Friday, April 24, 2015

Introduction - Ruminations

The energy of the mind is the essence of life. ~ Aristotle


Scientists estimate that the Earth is 4.5 billion years old. For nearly the first billion years, the planet was inhospitable to life. But by about 3.8 billion years ago, the Earth's crust had cooled, the oceans had formed and conditions were more suitable for the formation of life. The first single celled eukaryotes, organisms whose membrane bound cells contain a nucleus and other organelles including microtubules, began to evolve about 2.1 billion years ago. Today, our planet teams with life which has evolved from these ancient eukaryotes. Their descendents, from singled celled organisms to all multi celled plants and animals, have the same life characteristics. They thrive by converting food into energy. They grow, repair, and rebuild themselves. They reproduce. They respond to their environment and adapt to survive. On some level, they are all conscious. 

It’s easy to conceive that the most evolved animals, the primates, are conscious. Chimpanzees, for example, develop different practices depending on their environment, and transmit their culture as learned behaviors. Group structure, communication, and hunting practices are often common from one chimpanzee group to another. In ways, they are very similar to humans. Mental differences may only be limited to the human capacity for language. But what about the oldest of all living things, plants. Plants have evolved incredibly sensitive and complex mechanisms that guide their directional movements in response to their environment. Plants have a way of distinguishing their own roots from others of their same species as well as alien root structures. Root Brains compete for physical space by means of toxic and non-toxic chemical and electric signaling that ward off alien roots and support their own kind. Plants communicate with each other and with animals. They hear, feel, and appear to be self aware and aware of others. And then there are the smallest, least evolved, single celled organisms. There is a body of evidence that indicates that Paramecia learn and adapt. A number of studies have observed these little hairy animals swimming and escaping from capillary tubes. Test results show that with practice, they take successively less time to escape, indicative of a learning mechanism. There is substantial evidence that Paramecia learn very quickly to retreat from their enemies and to snuggle with their lovers. From the most evolved animals and plants to the least evolved singled celled organism, there is anecdotal evidence of some level of conscious in all species.

Plants and single celled organisms don’t have brains and central nervous systems like more evolved animals. How can it be then that plants can experience the sounds of predators and respond by releasing chemicals in defense? How can Paramecia sense the presence of one of its kind through the thickness of a glass wall and send photons across the glass to communicate? The common denominator can be found in the cell structure organelles of all eukaryotes, microtubules. British physicist Sir Roger Penrose and American anesthesiologist Stuart Hameroff proposed in the mid 1990’s that consciousness depends on quantum computations in microtubules. For many years, the proposal was not accepted by most scientists because cells, especially neurons, were considered too “warm, wet and noisy” for the seemly delicate quantum functions. Skeptics, however, have been quieted by a 2006 study that found that photosynthesis, the essential mechanism by which plants produce food from sunlight, routinely utilizes quantum coherence at warm temperatures. Further, a 2014 study discovered quantum vibrations in microtubules inside neurons. The study found that EEG rhythms (brain waves) are derived from deeper level quantum microtubule vibrations. According to Hameroff, microtubules possess crystal-like lattice structures, hollow inner cores, organizational cell functions and the capacity for information processing which make them suitable for quantum effects. Since all cells have microtubules, then all cells, whether of a plant, a human, or a singled celled animal have the ability to process qubits of information as a quantum computer.
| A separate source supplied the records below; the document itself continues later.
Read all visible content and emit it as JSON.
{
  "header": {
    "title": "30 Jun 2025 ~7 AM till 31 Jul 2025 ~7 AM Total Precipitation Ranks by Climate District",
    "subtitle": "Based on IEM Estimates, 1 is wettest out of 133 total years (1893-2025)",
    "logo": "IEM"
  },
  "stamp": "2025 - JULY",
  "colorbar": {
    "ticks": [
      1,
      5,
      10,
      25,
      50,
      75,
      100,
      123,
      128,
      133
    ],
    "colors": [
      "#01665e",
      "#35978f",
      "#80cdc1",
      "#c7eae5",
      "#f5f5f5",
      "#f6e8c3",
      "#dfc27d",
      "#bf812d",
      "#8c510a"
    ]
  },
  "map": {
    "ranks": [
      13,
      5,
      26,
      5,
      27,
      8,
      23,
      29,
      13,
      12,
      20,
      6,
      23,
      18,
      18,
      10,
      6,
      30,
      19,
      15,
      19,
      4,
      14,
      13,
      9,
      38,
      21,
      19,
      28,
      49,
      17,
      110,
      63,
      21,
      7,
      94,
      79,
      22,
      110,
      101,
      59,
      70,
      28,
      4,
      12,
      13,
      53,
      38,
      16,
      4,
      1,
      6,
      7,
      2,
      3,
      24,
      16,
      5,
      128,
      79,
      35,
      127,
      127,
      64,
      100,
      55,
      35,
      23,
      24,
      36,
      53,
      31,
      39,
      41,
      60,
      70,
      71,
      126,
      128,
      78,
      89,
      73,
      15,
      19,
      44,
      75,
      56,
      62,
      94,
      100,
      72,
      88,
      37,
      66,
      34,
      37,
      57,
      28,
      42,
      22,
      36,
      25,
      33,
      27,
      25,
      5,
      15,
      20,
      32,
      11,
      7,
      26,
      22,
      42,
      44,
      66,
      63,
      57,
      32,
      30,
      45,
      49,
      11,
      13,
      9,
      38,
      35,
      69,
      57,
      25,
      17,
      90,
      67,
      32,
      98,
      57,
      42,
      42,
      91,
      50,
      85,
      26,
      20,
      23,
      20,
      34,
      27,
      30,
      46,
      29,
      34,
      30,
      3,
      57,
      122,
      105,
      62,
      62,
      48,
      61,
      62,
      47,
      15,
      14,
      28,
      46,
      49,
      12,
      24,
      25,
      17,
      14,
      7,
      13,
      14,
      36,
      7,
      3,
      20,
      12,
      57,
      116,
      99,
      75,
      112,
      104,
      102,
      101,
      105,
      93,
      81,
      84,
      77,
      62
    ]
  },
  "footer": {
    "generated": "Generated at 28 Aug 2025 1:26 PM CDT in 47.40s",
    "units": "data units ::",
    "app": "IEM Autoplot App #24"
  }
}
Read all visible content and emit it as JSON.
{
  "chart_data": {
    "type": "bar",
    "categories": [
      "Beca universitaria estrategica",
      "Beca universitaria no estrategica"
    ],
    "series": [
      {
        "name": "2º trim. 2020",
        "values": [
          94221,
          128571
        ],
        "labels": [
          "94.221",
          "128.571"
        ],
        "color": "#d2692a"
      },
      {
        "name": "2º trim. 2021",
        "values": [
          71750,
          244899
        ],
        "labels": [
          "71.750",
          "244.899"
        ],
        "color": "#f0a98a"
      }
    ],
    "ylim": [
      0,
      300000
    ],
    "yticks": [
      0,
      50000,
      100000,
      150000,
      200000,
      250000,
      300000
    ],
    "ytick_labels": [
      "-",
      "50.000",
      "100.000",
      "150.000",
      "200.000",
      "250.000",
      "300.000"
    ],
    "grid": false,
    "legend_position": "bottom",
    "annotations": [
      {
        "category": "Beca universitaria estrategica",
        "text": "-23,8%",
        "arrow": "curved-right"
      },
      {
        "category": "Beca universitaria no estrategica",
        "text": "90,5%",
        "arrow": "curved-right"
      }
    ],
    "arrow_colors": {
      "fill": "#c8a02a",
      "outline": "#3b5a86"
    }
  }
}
The integrated information theory of consciousness, developed by psychiatrist and neuroscientist Giulio Tononi, explains that consciousness has information regarding its experience, and that the experience is integrated to the extent that parts of the experience are informative of each other. Therefore, if consciousness is quantifiable, the equation is weighted by some measure of integrated complexity. The more complex the integration of information collection and processing, the greater the quality of consciousness. This suggests that the quantity of consciousness in a system can be measured by the amount of integrated information it generates. Consciousness can be defined, preliminary, as the collection and processing of information that makes a difference, therefore all living things are, on some level, conscious. However, the experience of a Paramecia or a Redwood tree is quite different from that of an ant, frog, bird, chimpanzee or a human due to the specie’s system of information integration and thus the quantity and quality of its consciousness.